Estaminais embrionárias humanas (CTeh) devem ser monitorados e tratados a fim de manter saudável, culturas indiferenciada. No mínimo, as culturas devem ser alimentados todos os dias, realizando uma mudança meio completo para repor os nutrientes perdidos e para manter as culturas livres de factores de diferenciação indesejados. Embora uma pequena quantidade de diferenciação é normal e esperado em culturas de células-tronco, a cultura deve ser rotineiramente limpos por remoção manual, ou "pegar" áreas diferenciadas. Identificação e remoção de excesso de diferenciação de culturas de células-tronco embrionárias humanas são técnicas essenciais para a manutenção de uma população saudável de células.

Protocol

1. Manutenção: Culturas Observando Sob o Microscópio

  1. Remover uma placa de células-tronco embrionárias humanas a partir do 37 ° C incubadora e trazer para o microscópio.
  2. Observe as colônias em baixa potência, usando uma ampliação de 2X ou 5X, para avaliar a qualidade da cultura em geral. Observe o seguinte: cor média normal, ausência de qualquer contaminação visível, tamanho da colônia em geral, qualidade e densidade, e quaisquer outras observações.
  3. Observar as mudanças de cor médio. Devido à mudança no pH eo esgotamento de nutrientes no meio, após um período de incubação durante a noite com as células-tronco embrionárias humanas, o meio irá mudar de uma tonalidade vermelha com um "canudo" de cor. Se o meio aparece roxo, uma mudança de pH básicos ocorreu. Se o meio parece extremamente amarelo, o meio tem acidificado. Meio muito amarela pode ser o resultado de colônias extremamente superlotadas no bem ou contaminação. O meio deve aparecer claro em todos os momentos. Apesar de um certo nível de restos celulares no meio é normal, ele nunca deve aparecer nublado. Se um nível elevado de restos celulares é observado, a cultura não é saudável e pode estar contaminada.
  4. Se as culturas não necessitam de manutenção ou passaging, eles podem ser levados para o gabinete de segurança biológica de ser alimentado (ver secção 2).
  5. Se as culturas contêm mais de cerca de 10% diferenciar as colônias, as células devem ser "limpos" por manualmente removendo as áreas diferenciadas (ver secção 3).
  6. Se as culturas contêm grandes colônias ou denso, ou a camada de alimentação MEF é mais do que 12 dias de idade, as células devem ser várias passagens (ver secção 4).
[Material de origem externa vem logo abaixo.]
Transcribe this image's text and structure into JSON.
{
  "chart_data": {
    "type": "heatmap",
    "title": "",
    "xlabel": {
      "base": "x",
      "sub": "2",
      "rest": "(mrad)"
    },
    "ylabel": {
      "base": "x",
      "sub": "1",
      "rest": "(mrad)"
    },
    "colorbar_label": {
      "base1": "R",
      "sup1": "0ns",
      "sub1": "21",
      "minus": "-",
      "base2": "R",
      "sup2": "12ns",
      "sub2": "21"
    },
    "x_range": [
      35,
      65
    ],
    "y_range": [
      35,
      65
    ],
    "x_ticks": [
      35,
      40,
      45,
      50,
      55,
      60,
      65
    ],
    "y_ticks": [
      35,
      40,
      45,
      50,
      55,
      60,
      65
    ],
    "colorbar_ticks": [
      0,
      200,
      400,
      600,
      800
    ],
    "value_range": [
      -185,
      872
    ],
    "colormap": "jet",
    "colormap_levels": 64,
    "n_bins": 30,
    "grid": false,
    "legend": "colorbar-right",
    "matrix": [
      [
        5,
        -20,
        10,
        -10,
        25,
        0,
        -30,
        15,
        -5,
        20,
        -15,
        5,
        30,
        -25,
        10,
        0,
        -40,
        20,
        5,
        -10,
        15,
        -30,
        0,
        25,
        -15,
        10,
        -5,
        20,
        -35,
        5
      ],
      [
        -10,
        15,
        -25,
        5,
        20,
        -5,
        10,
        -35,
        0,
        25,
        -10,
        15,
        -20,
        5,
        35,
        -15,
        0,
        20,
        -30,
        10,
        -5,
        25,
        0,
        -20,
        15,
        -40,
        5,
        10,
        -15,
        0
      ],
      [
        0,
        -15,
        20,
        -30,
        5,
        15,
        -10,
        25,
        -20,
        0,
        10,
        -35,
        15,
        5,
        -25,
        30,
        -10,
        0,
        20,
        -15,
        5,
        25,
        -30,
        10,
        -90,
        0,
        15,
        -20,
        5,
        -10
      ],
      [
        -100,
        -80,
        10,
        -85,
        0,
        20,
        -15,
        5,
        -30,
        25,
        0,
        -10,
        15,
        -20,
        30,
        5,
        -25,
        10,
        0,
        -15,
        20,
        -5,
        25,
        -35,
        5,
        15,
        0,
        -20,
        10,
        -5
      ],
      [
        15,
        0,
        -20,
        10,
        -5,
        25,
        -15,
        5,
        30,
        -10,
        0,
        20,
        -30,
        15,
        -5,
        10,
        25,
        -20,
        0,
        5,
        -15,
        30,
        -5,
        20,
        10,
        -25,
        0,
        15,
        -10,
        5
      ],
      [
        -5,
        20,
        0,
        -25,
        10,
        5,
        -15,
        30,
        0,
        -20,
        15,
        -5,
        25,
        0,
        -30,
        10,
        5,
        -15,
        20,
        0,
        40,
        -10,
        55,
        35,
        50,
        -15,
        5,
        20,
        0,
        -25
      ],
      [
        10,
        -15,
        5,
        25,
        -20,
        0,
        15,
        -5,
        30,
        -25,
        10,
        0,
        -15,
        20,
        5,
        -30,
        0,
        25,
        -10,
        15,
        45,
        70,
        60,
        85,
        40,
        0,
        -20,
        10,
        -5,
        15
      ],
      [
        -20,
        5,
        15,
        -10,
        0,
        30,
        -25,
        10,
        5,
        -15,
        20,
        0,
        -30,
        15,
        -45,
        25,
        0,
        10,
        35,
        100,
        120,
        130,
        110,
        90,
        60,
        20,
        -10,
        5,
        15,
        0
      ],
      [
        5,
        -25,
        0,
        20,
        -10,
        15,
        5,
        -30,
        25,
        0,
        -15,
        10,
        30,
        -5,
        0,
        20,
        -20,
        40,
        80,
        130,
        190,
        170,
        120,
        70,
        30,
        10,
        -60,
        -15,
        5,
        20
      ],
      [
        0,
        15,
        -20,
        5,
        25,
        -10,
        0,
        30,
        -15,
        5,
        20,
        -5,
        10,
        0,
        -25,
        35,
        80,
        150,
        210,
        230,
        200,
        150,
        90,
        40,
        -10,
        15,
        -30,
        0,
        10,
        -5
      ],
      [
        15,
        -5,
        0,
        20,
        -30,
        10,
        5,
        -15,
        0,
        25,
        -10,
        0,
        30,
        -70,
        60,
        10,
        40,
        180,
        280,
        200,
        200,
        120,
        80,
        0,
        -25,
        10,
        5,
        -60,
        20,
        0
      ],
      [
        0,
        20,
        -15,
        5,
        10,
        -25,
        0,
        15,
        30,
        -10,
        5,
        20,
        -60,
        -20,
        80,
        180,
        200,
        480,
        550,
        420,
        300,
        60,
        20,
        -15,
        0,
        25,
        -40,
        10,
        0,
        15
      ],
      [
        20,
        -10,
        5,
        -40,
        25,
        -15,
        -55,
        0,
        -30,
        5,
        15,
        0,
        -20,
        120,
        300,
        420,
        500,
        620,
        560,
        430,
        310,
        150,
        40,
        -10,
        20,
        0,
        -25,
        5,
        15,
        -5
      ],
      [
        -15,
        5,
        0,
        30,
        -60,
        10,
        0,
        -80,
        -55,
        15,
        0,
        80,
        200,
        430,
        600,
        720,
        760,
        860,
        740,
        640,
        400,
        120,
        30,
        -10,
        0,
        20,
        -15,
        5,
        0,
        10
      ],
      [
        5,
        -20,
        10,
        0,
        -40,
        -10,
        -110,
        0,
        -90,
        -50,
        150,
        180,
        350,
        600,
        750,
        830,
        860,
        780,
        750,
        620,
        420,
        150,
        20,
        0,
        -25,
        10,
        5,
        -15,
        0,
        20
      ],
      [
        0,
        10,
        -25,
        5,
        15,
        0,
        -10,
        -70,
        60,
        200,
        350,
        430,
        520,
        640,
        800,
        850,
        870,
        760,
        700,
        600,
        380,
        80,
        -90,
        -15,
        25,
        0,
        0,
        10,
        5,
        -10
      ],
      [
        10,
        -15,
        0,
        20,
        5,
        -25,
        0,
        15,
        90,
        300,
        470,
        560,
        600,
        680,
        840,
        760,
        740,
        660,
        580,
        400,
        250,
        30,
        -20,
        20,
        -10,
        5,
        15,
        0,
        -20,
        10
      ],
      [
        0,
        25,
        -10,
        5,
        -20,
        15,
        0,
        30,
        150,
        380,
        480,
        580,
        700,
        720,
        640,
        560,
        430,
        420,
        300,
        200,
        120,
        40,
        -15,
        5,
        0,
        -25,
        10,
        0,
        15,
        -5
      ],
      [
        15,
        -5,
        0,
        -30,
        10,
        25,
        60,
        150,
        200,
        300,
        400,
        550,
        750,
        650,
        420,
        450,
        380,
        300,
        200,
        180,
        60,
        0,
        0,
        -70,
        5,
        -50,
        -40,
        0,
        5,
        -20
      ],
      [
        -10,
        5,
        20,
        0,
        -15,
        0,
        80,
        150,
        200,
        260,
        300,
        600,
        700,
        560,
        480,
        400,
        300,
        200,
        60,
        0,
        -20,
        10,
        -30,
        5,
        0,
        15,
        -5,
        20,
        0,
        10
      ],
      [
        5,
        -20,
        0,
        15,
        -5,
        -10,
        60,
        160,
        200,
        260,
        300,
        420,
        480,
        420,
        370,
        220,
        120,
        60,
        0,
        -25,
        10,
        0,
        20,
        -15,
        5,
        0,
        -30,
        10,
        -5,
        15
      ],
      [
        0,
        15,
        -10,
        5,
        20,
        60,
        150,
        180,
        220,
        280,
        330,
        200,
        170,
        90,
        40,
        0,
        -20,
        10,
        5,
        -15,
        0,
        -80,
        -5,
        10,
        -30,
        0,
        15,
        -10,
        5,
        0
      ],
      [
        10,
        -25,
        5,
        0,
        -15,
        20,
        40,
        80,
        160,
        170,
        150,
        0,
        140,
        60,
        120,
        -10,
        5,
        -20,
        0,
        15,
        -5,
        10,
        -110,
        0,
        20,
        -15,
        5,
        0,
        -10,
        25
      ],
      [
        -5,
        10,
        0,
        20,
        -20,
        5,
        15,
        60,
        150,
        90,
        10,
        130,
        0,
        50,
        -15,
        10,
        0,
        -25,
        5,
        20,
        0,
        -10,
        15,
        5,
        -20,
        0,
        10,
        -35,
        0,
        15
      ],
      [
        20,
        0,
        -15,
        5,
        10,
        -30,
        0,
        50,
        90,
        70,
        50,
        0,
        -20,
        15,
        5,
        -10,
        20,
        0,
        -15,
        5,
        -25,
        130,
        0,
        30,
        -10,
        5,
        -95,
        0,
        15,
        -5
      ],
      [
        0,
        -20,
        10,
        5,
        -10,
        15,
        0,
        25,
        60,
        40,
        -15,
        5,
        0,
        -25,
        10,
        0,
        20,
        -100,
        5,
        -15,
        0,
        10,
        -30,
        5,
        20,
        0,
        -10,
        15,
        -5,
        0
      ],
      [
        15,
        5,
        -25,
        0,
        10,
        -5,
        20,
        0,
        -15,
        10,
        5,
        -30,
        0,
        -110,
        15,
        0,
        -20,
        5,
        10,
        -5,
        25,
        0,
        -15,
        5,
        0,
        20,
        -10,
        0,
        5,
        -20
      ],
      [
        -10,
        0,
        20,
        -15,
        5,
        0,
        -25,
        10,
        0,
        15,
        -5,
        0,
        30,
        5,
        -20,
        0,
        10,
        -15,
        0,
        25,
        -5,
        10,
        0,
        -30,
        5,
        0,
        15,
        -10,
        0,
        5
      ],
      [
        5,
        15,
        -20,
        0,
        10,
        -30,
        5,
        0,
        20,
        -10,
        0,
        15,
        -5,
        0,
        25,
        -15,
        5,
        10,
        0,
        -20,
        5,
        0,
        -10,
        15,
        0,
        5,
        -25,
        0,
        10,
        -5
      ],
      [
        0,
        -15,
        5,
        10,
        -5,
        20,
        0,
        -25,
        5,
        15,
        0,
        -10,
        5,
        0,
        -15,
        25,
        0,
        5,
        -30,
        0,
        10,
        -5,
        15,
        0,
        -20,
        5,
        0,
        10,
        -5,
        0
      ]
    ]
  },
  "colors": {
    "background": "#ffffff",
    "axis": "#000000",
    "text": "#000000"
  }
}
2. Alimentação Células-tronco embrionárias humanas

  1. Em uma cabine de segurança biológica estéril, retire a tampa da placa de cultura e aspire o meio gasto. Não permita que a ponta da pipeta para tocar em qualquer parte da placa que não seja diretamente dentro dos poços. Se houver qualquer preocupação de contaminação, a mudança para uma pipeta nova, estéril.
  2. Usando uma pipeta de vidro estéril, adicionar a quantidade apropriada de aquecido meio de cultura de células-tronco embrionárias humanas a cada poço. Para as culturas em uma placa de 6 poços, adicionar 2,5 mL médio por poço.
  3. Devolver a placa para a incubadora de permanecer em 37 ° C e 5% CO 2.

3. Diferenciação remoção de culturas de células-tronco embrionárias humanas

  1. Transformar 9 polegadas de vidro Pasteur pipetas em ferramentas escolher por moldagem as dicas sobre a chama controlada de um queimador de álcool. Certifique-se que a ponta da pipeta é selada para evitar a contaminação e arredondadas para evitar riscar o plástico da placa de cultura. Esterilizar as ferramentas escolher antes de usar usando a fonte de luz UV no gabinete de segurança biológica ou escolher gabinete.
  2. Remover as áreas diferenciadas. Diferenciação ocorre muitas vezes em apenas uma parte de uma colônia de células-tronco embrionárias humanas, geralmente ao longo das bordas ou como pontos isolados no centro. Se apenas uma seção de uma colônia é a diferenciação, apenas a área diferenciada precisa ser removido. Diferenciação pode muitas vezes levantar a placa em uma folha de "pegajoso", e é útil para primeiro separar as células diferenciadas do resto da colônia desenhando uma linha através da colônia com o fim da ferramenta de colheita.
  3. Uma vez que as peças da colônia são separados, suavemente deslizar a ferramenta escolhendo ao longo da placa para retirar as células indesejáveis. Tome cuidado para não raspar muito da camada de alimentador MEF entre as colônias nesse processo.
  4. Quando todas as células diferenciadas são removidos da placa (e flutuando no meio), o retorno da cultura para o gabinete de segurança biológica. Aspirar o meio contendo as células diferenciadas e substituir por novos meios de cultura de células-tronco embrionárias humanas.

4. Passaging Células-tronco embrionárias humanas

A incubação da enzima

  1. Em uma cabine de segurança biológica estéril, retire a tampa da placa de cultura de 6 bem e aspirar o médio gasto dos poços a serem várias passagens. Não permita que a ponta da pipeta para tocar em qualquer parte da placa que não seja diretamente dentro dos poços.
  2. Usando uma pipeta de vidro estéril, adicionar 1 mL de colagenase IV aquecido a cada poço a ser várias passagens.
  3. Devolver a placa para a 37 ° C incubadora por 5 minutos.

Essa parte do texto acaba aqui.